Seven vocal contributors across that many generations of dancehall and roots is a rare assembly for a single riddim. Capleton and Bounty Killer both carry lineage stretching back to the golden era; Kartel and Mavado defined a later wave; I-Octane and Mad Cobra bring contrasting registers between melodic roots and raw lyrical dancehall. Pulling all of them onto one riddim track gives DJs a suite of vocal versions they can run back-to-back without a drop in energy or audience recognition.

That multi-generational depth is precisely what accelerates a riddim through club rotations and radio playlists. In sound system culture, a selector who can string a Kartel cut directly into a Capleton version, then pivot to a Bounty Killer lyric over the same beat, holds the crowd without killing momentum. For radio program directors, each vocal version functions as an independent single, meaning the Regime Riddim can generate several chart-eligible tracks simultaneously rather than one at a time.
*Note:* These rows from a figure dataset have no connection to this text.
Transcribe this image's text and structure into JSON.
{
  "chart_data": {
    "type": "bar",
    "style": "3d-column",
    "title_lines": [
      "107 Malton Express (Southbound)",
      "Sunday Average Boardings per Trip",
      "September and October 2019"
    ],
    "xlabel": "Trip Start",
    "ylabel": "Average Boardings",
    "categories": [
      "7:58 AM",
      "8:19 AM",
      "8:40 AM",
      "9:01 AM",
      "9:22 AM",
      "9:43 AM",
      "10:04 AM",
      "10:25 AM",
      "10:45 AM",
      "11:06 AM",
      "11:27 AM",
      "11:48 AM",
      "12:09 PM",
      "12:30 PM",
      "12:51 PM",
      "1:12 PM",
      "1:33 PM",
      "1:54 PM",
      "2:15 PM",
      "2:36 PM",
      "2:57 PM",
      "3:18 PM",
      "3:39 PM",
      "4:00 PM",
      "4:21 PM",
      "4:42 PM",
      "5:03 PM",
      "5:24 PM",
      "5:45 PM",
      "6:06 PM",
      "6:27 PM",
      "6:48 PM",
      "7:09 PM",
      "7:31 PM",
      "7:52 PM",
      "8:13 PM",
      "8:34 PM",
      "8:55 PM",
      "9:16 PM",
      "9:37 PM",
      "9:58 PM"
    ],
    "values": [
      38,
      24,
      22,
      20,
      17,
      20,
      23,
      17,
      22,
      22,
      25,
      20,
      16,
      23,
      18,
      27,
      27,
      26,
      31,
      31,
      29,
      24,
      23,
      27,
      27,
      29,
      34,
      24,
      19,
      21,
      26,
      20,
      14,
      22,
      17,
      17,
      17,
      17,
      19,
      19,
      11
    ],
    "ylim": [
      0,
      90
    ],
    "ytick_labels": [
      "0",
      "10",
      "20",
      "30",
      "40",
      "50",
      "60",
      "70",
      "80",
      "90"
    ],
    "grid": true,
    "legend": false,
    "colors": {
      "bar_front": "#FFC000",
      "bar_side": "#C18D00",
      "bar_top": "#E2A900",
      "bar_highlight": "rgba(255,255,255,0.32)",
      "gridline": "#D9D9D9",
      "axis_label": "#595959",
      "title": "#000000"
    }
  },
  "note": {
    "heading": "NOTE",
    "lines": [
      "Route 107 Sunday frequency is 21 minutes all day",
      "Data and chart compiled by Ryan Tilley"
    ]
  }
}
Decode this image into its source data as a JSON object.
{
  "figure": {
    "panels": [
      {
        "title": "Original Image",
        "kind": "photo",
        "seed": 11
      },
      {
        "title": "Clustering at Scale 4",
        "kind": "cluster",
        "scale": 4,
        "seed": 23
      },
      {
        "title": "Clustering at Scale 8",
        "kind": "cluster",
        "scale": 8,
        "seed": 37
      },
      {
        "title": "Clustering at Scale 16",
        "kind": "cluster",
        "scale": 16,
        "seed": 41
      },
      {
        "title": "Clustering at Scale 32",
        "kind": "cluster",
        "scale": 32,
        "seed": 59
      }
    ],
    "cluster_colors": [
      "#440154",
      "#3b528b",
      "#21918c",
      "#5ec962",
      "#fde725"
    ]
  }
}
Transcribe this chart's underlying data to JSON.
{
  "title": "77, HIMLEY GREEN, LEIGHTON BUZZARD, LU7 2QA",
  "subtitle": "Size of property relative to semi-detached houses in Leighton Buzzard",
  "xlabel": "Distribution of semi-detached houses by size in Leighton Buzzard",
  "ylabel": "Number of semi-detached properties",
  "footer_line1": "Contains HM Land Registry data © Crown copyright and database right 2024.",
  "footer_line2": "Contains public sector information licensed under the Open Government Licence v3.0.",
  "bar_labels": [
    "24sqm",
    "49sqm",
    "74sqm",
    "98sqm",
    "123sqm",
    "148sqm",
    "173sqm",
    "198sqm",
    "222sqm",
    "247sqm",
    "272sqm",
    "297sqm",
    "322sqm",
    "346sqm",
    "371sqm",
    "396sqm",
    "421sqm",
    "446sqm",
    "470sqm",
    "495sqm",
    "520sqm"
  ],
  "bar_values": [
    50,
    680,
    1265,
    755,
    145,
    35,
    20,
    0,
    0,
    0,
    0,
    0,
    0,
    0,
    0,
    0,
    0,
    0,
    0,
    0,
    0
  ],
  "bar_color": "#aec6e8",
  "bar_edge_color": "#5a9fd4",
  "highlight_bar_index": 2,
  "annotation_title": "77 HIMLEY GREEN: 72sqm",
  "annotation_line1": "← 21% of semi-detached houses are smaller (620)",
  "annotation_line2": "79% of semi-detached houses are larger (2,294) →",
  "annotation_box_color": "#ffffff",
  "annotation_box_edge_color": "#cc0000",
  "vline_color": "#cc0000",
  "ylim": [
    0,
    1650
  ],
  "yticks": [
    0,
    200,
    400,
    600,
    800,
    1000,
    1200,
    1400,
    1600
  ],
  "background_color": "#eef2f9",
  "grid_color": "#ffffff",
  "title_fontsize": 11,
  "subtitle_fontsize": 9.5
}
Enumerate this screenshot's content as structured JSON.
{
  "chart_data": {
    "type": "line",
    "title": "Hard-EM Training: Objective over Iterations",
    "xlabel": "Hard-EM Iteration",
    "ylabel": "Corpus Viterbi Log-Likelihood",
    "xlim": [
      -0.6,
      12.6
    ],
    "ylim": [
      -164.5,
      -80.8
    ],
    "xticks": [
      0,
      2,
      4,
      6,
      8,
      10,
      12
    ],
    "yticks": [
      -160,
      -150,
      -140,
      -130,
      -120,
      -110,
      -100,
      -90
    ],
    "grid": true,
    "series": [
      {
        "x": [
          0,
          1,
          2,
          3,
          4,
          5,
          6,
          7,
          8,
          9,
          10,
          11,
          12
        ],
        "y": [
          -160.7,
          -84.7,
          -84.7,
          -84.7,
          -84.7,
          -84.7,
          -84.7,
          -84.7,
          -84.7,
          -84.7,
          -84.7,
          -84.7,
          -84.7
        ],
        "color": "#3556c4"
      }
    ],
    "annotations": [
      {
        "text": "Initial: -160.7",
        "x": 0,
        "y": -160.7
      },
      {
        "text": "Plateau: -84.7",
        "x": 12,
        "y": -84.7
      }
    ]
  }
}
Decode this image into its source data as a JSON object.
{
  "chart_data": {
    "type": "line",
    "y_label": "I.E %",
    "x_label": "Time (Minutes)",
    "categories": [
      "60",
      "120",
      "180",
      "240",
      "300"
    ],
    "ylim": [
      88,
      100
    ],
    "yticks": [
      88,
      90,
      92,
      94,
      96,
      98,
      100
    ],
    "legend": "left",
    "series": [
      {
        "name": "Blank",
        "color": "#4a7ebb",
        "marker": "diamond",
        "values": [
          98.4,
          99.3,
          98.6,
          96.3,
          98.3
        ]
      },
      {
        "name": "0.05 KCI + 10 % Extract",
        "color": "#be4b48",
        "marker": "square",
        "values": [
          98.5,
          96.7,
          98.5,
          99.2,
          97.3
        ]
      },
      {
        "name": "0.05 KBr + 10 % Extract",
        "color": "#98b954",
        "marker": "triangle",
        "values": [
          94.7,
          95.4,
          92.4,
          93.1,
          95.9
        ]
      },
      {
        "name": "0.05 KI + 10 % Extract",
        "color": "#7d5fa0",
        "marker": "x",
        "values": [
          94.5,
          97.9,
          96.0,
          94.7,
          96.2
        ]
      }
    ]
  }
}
The April 1 posting date positioned the release at the front of a new metrics week, the window when DJs and radio programmers are actively pulling new material ahead of weekend club nights and streaming rotation resets. DJ Frass and Di Genius made that timing count, placing the full roster on record early enough to circulate through promo networks before the weekend.

For collectors and record shop buyers, the tracklist is an early signal. Promo packs, vinyl promos, and exclusive DJ pool downloads tied to Regime Riddim vocal versions should surface across streaming platforms in the days ahead. Selectors building sets for dancehall competitions or sound clashes should move on the riddim stems now and consider custom dubplate cuts, a standard practice that translates fresh riddim material into localized crowd weapons before competing sounds get the same idea.

The Regime Riddim also confirms that both DJ Frass and Di Genius remain active collaborators with the genre's most recognized names in 2026, not just emerging acts, which raises the production profile of the release well above a routine riddim drop.